Potato plant synthesizes sugars, which move to the bulb and transform there to starch. That's the way the plant accumulates and stores nutrients. Potato bulb is a kind of plant storage, which humans break without mercy.

The scientists used genes of Agrobacterium - these microorganisms live in soil and infest plants, causing nodulation and knob formation. One of these genes, rolB, appeared to accelerate bulb formation of transgenic plants. It's high time to find out how this gene influences starch synthesis and storage in the bulb.

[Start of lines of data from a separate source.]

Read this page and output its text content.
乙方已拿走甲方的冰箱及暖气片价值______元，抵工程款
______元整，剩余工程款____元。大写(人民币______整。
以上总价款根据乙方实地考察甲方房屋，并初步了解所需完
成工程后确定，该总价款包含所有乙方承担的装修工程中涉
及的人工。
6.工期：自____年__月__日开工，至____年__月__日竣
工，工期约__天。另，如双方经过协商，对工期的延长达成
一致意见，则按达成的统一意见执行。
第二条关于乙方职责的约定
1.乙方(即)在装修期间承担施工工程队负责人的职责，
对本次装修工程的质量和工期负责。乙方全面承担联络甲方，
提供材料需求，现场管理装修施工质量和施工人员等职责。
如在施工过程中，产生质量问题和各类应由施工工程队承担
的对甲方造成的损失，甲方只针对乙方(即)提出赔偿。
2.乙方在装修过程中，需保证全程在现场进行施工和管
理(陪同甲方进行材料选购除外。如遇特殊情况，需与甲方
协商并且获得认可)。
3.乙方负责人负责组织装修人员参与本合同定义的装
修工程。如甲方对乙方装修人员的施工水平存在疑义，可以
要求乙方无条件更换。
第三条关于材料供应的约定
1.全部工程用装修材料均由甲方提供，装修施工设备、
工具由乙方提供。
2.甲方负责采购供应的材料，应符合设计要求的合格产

The researchers have inserted bacterial gene into potato plants of "Desire" species. Non-transgenic plants or plants with other inserted genes were used as control. The experiments were performed on plant cuttings, which were grown on artificial medium in absolute darkness at 20 C. Plants were kept in severe conditions in order to eliminate all factors, influencing starch synthesis, except inserted gene. It's impossible to grow normal potatoes without light, but small bulbs, which appear on the cuttings, are enough for research. The experiment lasted six weeks, during which the scientists measured these micro-bulbs and starch grains inside them. Starch, dyed with iodine, is well visible in ordinary light microscope.

RolB gene enlarges bulb cell size comparing to control plants. Each of these cells hosts twice as starch grains as control cell does, and each grain is several-fold larger than control grain. Starch grains grow constantly under bacterial gene influence, while control ones stopped growing to the end of the forth week.

New technologies often give rise to looking back. For many years physiologists study effects of phytohormones on every process, occurring in plants. Now they know that Agrobacterium genes can act like hormones and are going to proceed with studies of phytohormone influence on starch synthesis. It probably allows making potatoes even more starchy.